BALITOPIK.COM, BADUNG – Pemerintah Kabupaten Badung terus memperkuat perlindungan sosial melalui pendataan yang akurat dan penyaluran bantuan yang tepat sasaran kepada masyarakat rentan. Komitmen tersebut ditunjukkan langsung oleh Bupati Badung I Wayan Adi Arnawa bersama Ketua Koordinator Kegiatan Kesejahteraan Sosial (K3S) Kabupaten Badung, Ny. Rasniathi Adi Arnawa, dengan mengunjungi warga penyandang disabilitas dan bedridden di Banjar Pasekan, Desa Abianbase, Kecamatan Mengwi, Minggu (19/7/2026).
Dalam kunjungan tersebut, Bupati bersama Ketua K3S menyerahkan berbagai bantuan berupa kursi roda, alat bantu jalan (walker), serta paket sembako. Selain itu, kegiatan juga dimanfaatkan untuk melakukan verifikasi dan pendataan warga yang mengalami keterbatasan fisik maupun kondisi bedridden agar seluruh program perlindungan sosial benar-benar tepat sasaran.
Kunjungan diawali ke rumah Ni Ketut Sasih, yang sedang menjalani pemulihan setelah mengalami stroke. Pada kesempatan itu, Bupati Adi Arnawa menyerahkan kursi roda guna membantu mobilitas selama proses pemulihan.
Rombongan kemudian mengunjungi Ni Nyoman Sentong, warga yang mengalami patah tulang. Selain kursi roda, ia juga menerima alat bantu jalan (walker) agar lebih mudah menjalani aktivitas sehari-hari.
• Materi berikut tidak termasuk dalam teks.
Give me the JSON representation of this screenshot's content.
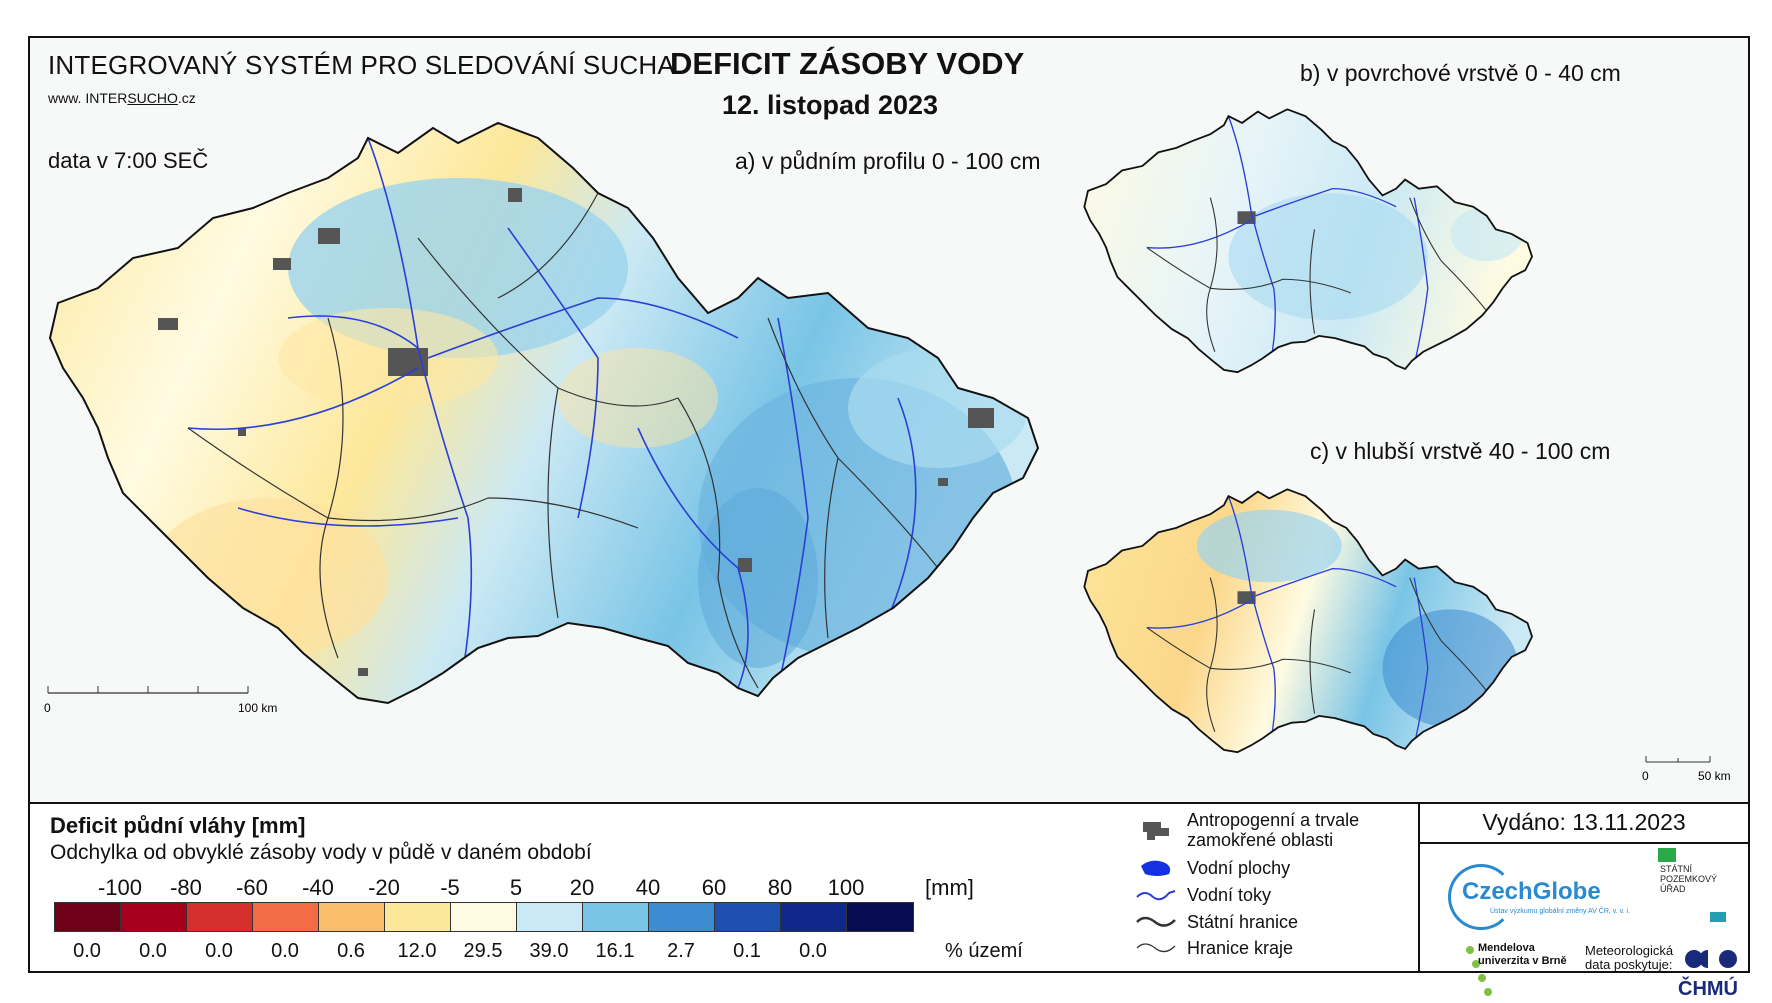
{
  "header": {
    "system_title": "INTEGROVANÝ SYSTÉM PRO SLEDOVÁNÍ SUCHA",
    "url_prefix": "www. INTER",
    "url_highlight": "SUCHO",
    "url_suffix": ".cz",
    "data_time": "data v 7:00 SEČ",
    "main_title": "DEFICIT ZÁSOBY VODY",
    "date": "12. listopad 2023"
  },
  "maps": {
    "a_label": "a) v půdním profilu 0 - 100 cm",
    "b_label": "b) v povrchové vrstvě 0 - 40 cm",
    "c_label": "c) v hlubší vrstvě 40 - 100 cm",
    "main_scale": {
      "start": "0",
      "end": "100 km"
    },
    "small_scale": {
      "start": "0",
      "end": "50 km"
    }
  },
  "legend": {
    "title": "Deficit půdní vláhy  [mm]",
    "subtitle": "Odchylka od obvyklé zásoby vody v půdě v daném období",
    "ticks": [
      "-100",
      "-80",
      "-60",
      "-40",
      "-20",
      "-5",
      "5",
      "20",
      "40",
      "60",
      "80",
      "100"
    ],
    "unit": "[mm]",
    "colors": [
      "#6e0017",
      "#a7001f",
      "#d6302c",
      "#f26c45",
      "#fbbd6a",
      "#fde799",
      "#fffbe2",
      "#cbe9f4",
      "#79c4e6",
      "#3d8bd0",
      "#1d4fb0",
      "#10288a",
      "#070b50"
    ],
    "percent": [
      "0.0",
      "0.0",
      "0.0",
      "0.0",
      "0.6",
      "12.0",
      "29.5",
      "39.0",
      "16.1",
      "2.7",
      "0.1",
      "0.0"
    ],
    "percent_unit": "% území"
  },
  "key": {
    "anthropogenic": "Antropogenní a trvale zamokřené oblasti",
    "water_bodies": "Vodní plochy",
    "rivers": "Vodní toky",
    "state_border": "Státní hranice",
    "region_border": "Hranice kraje"
  },
  "footer": {
    "issued": "Vydáno: 13.11.2023",
    "czechglobe": "CzechGlobe",
    "czechglobe_sub": "Ústav výzkumu globální změny AV ČR, v. v. i.",
    "spu": "STÁTNÍ POZEMKOVÝ ÚŘAD",
    "mendel": "Mendelova univerzita v Brně",
    "meteo": "Meteorologická data poskytuje:",
    "chmu": "ČHMÚ"
  }
}
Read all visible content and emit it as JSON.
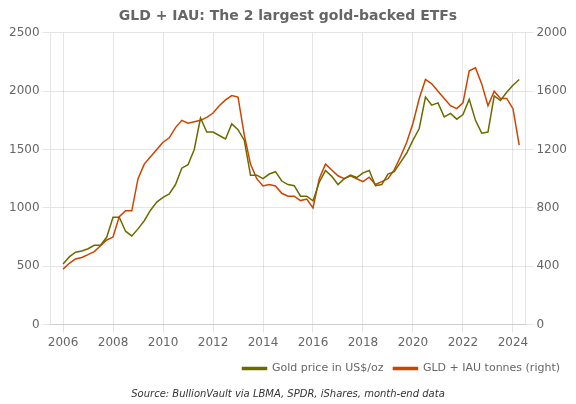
{
  "chart_data": {
    "type": "line",
    "title": "GLD + IAU: The 2 largest gold-backed ETFs",
    "annotation": "Source: BullionVault via LBMA, SPDR, iShares, month-end data",
    "x": [
      2006.0,
      2006.25,
      2006.5,
      2006.75,
      2007.0,
      2007.25,
      2007.5,
      2007.75,
      2008.0,
      2008.25,
      2008.5,
      2008.75,
      2009.0,
      2009.25,
      2009.5,
      2009.75,
      2010.0,
      2010.25,
      2010.5,
      2010.75,
      2011.0,
      2011.25,
      2011.5,
      2011.75,
      2012.0,
      2012.25,
      2012.5,
      2012.75,
      2013.0,
      2013.25,
      2013.5,
      2013.75,
      2014.0,
      2014.25,
      2014.5,
      2014.75,
      2015.0,
      2015.25,
      2015.5,
      2015.75,
      2016.0,
      2016.25,
      2016.5,
      2016.75,
      2017.0,
      2017.25,
      2017.5,
      2017.75,
      2018.0,
      2018.25,
      2018.5,
      2018.75,
      2019.0,
      2019.25,
      2019.5,
      2019.75,
      2020.0,
      2020.25,
      2020.5,
      2020.75,
      2021.0,
      2021.25,
      2021.5,
      2021.75,
      2022.0,
      2022.25,
      2022.5,
      2022.75,
      2023.0,
      2023.25,
      2023.5,
      2023.75,
      2024.0,
      2024.25
    ],
    "xlim": [
      2005.5,
      2024.5
    ],
    "xticks": [
      2006,
      2008,
      2010,
      2012,
      2014,
      2016,
      2018,
      2020,
      2022,
      2024
    ],
    "ylim": [
      0,
      2500
    ],
    "yticks": [
      0,
      500,
      1000,
      1500,
      2000,
      2500
    ],
    "y2lim": [
      0,
      2000
    ],
    "y2ticks": [
      0,
      400,
      800,
      1200,
      1600,
      2000
    ],
    "grid": true,
    "legend": "lower right",
    "series": [
      {
        "name": "Gold price in US$/oz",
        "color": "#6b6b00",
        "values": [
          520,
          580,
          620,
          630,
          650,
          680,
          680,
          750,
          920,
          920,
          800,
          760,
          820,
          890,
          980,
          1050,
          1090,
          1120,
          1200,
          1340,
          1370,
          1500,
          1770,
          1650,
          1650,
          1620,
          1590,
          1720,
          1670,
          1580,
          1280,
          1280,
          1250,
          1290,
          1310,
          1230,
          1200,
          1190,
          1100,
          1100,
          1060,
          1220,
          1320,
          1270,
          1200,
          1250,
          1280,
          1260,
          1300,
          1320,
          1190,
          1200,
          1290,
          1310,
          1390,
          1470,
          1580,
          1680,
          1950,
          1880,
          1900,
          1780,
          1810,
          1760,
          1800,
          1930,
          1750,
          1640,
          1650,
          1960,
          1920,
          1990,
          2050,
          2100
        ]
      },
      {
        "name": "GLD + IAU tonnes (right)",
        "color": "#cc4400",
        "axis": "y2",
        "values": [
          380,
          420,
          450,
          460,
          480,
          500,
          540,
          580,
          600,
          740,
          780,
          780,
          1000,
          1100,
          1150,
          1200,
          1250,
          1280,
          1350,
          1400,
          1380,
          1390,
          1400,
          1420,
          1450,
          1500,
          1540,
          1570,
          1560,
          1300,
          1100,
          1000,
          950,
          960,
          950,
          900,
          880,
          880,
          850,
          860,
          800,
          1000,
          1100,
          1060,
          1020,
          1000,
          1020,
          1000,
          980,
          1010,
          960,
          980,
          1000,
          1060,
          1150,
          1250,
          1380,
          1550,
          1680,
          1650,
          1600,
          1550,
          1500,
          1480,
          1520,
          1740,
          1760,
          1650,
          1500,
          1600,
          1550,
          1550,
          1480,
          1230
        ]
      }
    ]
  }
}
Selanjutnya, Bupati dan Ketua K3S menyambangi kediaman Ni Luh Made Oka Nariadi, yang mengalami kelumpuhan akibat kecelakaan sekaligus merawat dua anak penyandang disabilitas. Kegiatan ditutup dengan mengunjungi Putu Gede Bayu Wira Putra (9), anak yang saat ini menjalani pengobatan akibat leukemia.
Adi Arnawa menegaskan bahwa kunjungan tersebut merupakan bagian dari upaya Pemerintah Kabupaten Badung memastikan seluruh masyarakat yang membutuhkan dapat memperoleh akses terhadap berbagai program perlindungan sosial.
“Saya bersama Ketua K3S Kabupaten Badung mengunjungi beberapa warga penyandang disabilitas, baik fisik maupun mental. Selain menyerahkan kursi roda, paket sembako, dan alat bantu lainnya, kami juga memastikan masyarakat yang mengalami kondisi bedridden mendapatkan perhatian dari pemerintah. Pemkab Badung memiliki program bantuan tunai sebesar Rp1 juta setiap bulan bagi warga bedridden yang tidak lagi mampu beraktivitas secara mandiri akibat stroke maupun kondisi kesehatan lainnya,” ujar Adi Arnawa.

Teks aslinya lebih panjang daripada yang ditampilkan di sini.